Predominantly funded through JCA, CSG is integral to our communal landscape. The CSG’s Mission is to Protect Jewish Life and Jewish Way of Life


While generally, the community is not privy to all the behind-the-scenes work, there has been more than one occasion where Gaby has finished a shift thinking: “it was a good thing that a team was on the ground.  It was a good thing that I was there today.”


She talks about the friendships that form when people with a common purpose come together.

Professionally Shelana has always been on the fundraising side of the equation and, several years ago, was approached by JewishCare to work within their disability team.  Working on the inside, she sees a place that embraces you.  It's warm and encouraging, and there is a pathway for everybody You do not need to carry a burden alone.


"If I had to say to donors that were giving money to JCA, I would tell them that the impact that JewishCare had on my family at a time when  we felt overwhelmed by the impact mental illness has on a family. You are the reason why my family felt embraced and that my family felt heard."


In their impact statement to the NDIS, Shelana said,

"All parents have a special bond with their children.  They conceive and then nurture them, helping them grow towards adulthood.  This bond strengthens over the years as parents and the children develop dreams, hopes and aspirations for the future.  And unfortunately, life does not always unfold as one expects or wishes.  loosing a child to mental illness requires one to overcome the grief of loss, and the strength to recalibrate and refocus on new realities.


"Early on, I learned how resilient we must be as life throws these curveballs at us.  As a mother, I was devastated when my son became ill.  It didn't take long, however, to realise that this was not about me; it was about an illness that Adam could not help and could not have avoided.  The more I learn, the more I understand how much professional medical support and prescribed medications Adam will need for the rest of his life.  This is a lifelong illness.  He may not be able to  hold down a full-time job due to the unpredictability of hisillness.  He is committed to  completing a university degree regardless how long it may take. .  As I have learned more about mental illness, I have also come to understand how difficult it is to deal with it in society.  Stigma, the media, incorrect presentation, and lack of understanding make people nervous or fearful.  Adam badly wants to, fit in, live independently, and have a job and a family one day.  He wants to hold on to what he has lost because of his mental illness.  My son was an intelligent, high-achieving young man.  He scored a top HSC result and secured a place in engineering and commerce at two leading universities.  He had friends, and a future.  Now, I hold on to the hope that with the right support programs and professional people in his life, he will be able to regain some sense of normality and live his best life contributing to his community and society.  Whatever he chooses, we will always love and support him".
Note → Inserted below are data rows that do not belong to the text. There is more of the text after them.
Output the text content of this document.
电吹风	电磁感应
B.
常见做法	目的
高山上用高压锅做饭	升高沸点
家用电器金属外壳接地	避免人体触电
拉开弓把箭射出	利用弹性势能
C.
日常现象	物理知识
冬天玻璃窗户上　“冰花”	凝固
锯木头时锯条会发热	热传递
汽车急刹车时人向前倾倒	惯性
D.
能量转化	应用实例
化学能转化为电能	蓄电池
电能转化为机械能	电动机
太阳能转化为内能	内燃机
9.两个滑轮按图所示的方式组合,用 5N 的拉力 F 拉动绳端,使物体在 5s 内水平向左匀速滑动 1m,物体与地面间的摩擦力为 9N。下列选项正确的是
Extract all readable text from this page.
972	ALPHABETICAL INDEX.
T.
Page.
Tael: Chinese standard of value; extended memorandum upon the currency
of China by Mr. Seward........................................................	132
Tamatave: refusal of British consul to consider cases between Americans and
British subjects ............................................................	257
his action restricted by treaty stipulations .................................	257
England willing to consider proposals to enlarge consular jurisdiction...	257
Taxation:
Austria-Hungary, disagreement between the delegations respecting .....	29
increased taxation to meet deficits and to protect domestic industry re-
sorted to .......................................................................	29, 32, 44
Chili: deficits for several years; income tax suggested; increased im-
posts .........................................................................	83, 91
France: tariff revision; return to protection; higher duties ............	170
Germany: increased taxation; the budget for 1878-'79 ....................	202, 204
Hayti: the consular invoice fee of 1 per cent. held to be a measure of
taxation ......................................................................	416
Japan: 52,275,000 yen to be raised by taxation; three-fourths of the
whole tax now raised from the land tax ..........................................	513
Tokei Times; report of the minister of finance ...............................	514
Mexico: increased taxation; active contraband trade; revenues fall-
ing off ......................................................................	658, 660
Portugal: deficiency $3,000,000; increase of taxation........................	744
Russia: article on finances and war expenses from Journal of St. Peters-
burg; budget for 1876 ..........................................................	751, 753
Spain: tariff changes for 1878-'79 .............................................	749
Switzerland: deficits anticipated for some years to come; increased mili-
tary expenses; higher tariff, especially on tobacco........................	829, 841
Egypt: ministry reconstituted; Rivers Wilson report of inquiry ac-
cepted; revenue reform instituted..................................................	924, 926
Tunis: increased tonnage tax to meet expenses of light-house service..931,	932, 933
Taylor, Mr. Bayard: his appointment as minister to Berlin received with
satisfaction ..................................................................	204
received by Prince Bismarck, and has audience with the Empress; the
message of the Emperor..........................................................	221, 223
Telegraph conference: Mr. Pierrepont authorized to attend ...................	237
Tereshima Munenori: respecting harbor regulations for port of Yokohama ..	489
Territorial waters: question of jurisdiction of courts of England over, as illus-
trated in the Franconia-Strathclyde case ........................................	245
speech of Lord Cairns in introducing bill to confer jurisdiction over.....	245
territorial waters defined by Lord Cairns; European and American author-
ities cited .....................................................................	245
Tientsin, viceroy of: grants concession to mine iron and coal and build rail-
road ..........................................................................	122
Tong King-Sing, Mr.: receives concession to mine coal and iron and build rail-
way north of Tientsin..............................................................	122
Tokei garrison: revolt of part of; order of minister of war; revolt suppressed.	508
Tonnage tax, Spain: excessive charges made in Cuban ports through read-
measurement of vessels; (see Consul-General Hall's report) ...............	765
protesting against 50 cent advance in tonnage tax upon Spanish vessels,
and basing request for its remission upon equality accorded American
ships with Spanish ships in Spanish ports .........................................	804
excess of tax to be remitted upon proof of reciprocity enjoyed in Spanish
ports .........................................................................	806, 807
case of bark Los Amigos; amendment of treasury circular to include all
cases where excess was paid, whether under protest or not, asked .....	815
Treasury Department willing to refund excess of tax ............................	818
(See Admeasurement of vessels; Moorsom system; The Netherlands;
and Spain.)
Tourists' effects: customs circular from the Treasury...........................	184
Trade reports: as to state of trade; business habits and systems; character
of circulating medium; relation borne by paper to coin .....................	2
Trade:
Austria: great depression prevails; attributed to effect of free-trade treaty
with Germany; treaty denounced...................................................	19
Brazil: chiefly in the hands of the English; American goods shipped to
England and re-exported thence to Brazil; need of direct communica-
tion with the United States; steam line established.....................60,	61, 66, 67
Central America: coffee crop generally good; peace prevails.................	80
Adam is also hopeful for the future and passionate about destigmatising the conversation.  "Not only will people without lived experience be more understanding, but I feel a little better every time I talk about it.  If I can talk about it instead of hiding and fearing the stigma, I know that past diagnoses will improve yearly.  My hope for this year is that it's another year of health, support and love and that I will make some lifelong, real friends – and even a girlfriend."


On his mum Shelana, Adam is effusive in his praise," My mum is my rock, my fighter, she's been my everything.  In the past few years of recovery, I wouldn't have been able to have gone even a minute more without her.  She's been someone who is fighting for me in my corner.  She's battled every step to get me to where I am; she's my saviour.”